Mr. Butt, when you read that statement by Justice Gascon, what went through your mind?

Well, I had a number of reactions, Gillian. I think the first, most powerful one, is that this is somebody who's being searingly honest. And I give him a ton of credit for that because it's so difficult, particularly in the kind of position he is, to go public with an illness like this.

Of course it's also incredibly brave, but it's also, I think, profoundly progressive that he is willing, in the role that he occupies as a Supreme Court judge, to say "Yes, I do struggle with mental illness. But more importantly, yes I can still do my job."

Former Supreme Court Justice Gerald Le Dain was ousted from his post in 1988. (Supreme Court of Canada Collection)

Have you ever heard a judge let alone a Supreme Court justice speak so openly about something so personal?

No, this is unprecedented, at least in my experience. And indeed within the legal community, there is this cultural norm that we hear nothing from judges except through their judgments, of course, which is critically important, and also occasionally bland after-dinner speeches at legal conferences.

So there is very much a culture of secrecy around the judiciary. And in a certain sense that dehumanizes them.

And so what Justice Gascon has done here is to take that remarkable and timely step forward by saying, "You know what, we're people too. We have difficulties as well, but we still work hard at our jobs."

Gerald Le Dain, third from left, sits as Chair of the Commission of Inquiry into the Non-Medical Use of Drugs​ with members of the commission, circa 1970. (Submitted by the Le Dain family)

It wasn't so very long ago that judges suffering mental health challenges were treated very differently. And you have your own specific experience with what happened with Justice Gerald Le Dain in 1988. Can you tell us briefly what that was?

I was clerking for Justice Le Dain, which is a research assistant for a judge, and he was working on a very important case for the country at the time: the Bill 101 case dealing with English language rights in Quebec.

And of course it was a very stressful decision: there's a lot of statecraft involved, in addition to tough legal questions. And the pressure got to him, and very shortly after his draft of the judgment was completed, he took ill with anxiety and depression, very very similar to what Justice Gascon is suffering.

But it was treated in a very different way. He was ... essentially forced to resign by then-Chief Justice [Brian] Dickson. It was tragic because he remained from his hospital bed at the time engaged in the drafts of the judgment — so fully functional.

But the court would have nothing of any sort of public announcement that any judge who participated in a decision was in the slightest mentally ill.

Criminal lawyer David Butt used to clerk for Supreme Court Justice Gerald Le Dain. (Submitted by David Butt)
Very different times, but by today's standards it was just an appalling act of discrimination based on an illness.

What effect did it have on him once he was forced to resign?

You know, it was like his soul was punctured, and you could just see the air slowly seep out over time.

This was a man who was brilliant. He was extremely accomplished as both a lawyer and as an academic...

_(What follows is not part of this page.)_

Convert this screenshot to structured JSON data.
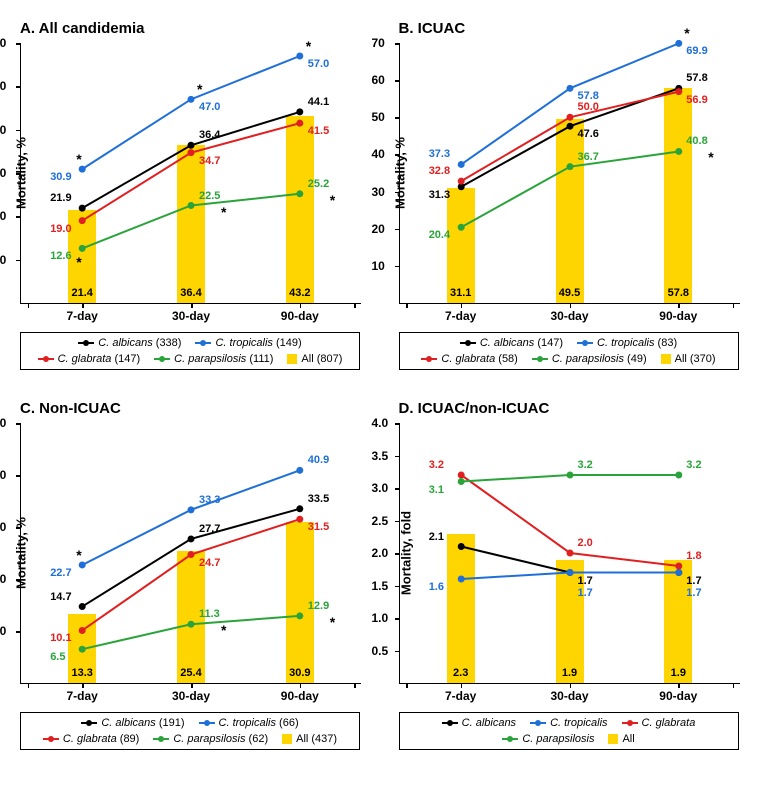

He never fully recovered — not from his mental illness, he was bright and engaged intellectually — but never recovered in terms of his confidence at being, frankly, so badly treated.

The chief of the Supreme Court, Richard Wagner, he was commending Justice Gascon for his courage, saying how proud he and his colleagues were of him, and that he had his full support and confidence and he looks forward to seeing them back on the bench this week. 

It's quite a change, isn't it?

It's a dramatic change, and it's hugely gratifying to see that ... at the very least they were certainly, it appears, able to learn the lessons that that kind of mistake cannot be repeated.

Justice Gascon's bravery, and the court's unqualified endorsement of him, is very much consistent with the times. And it's exactly the message that all of us should be embracing, in that people can achieve great heights even with mental illness.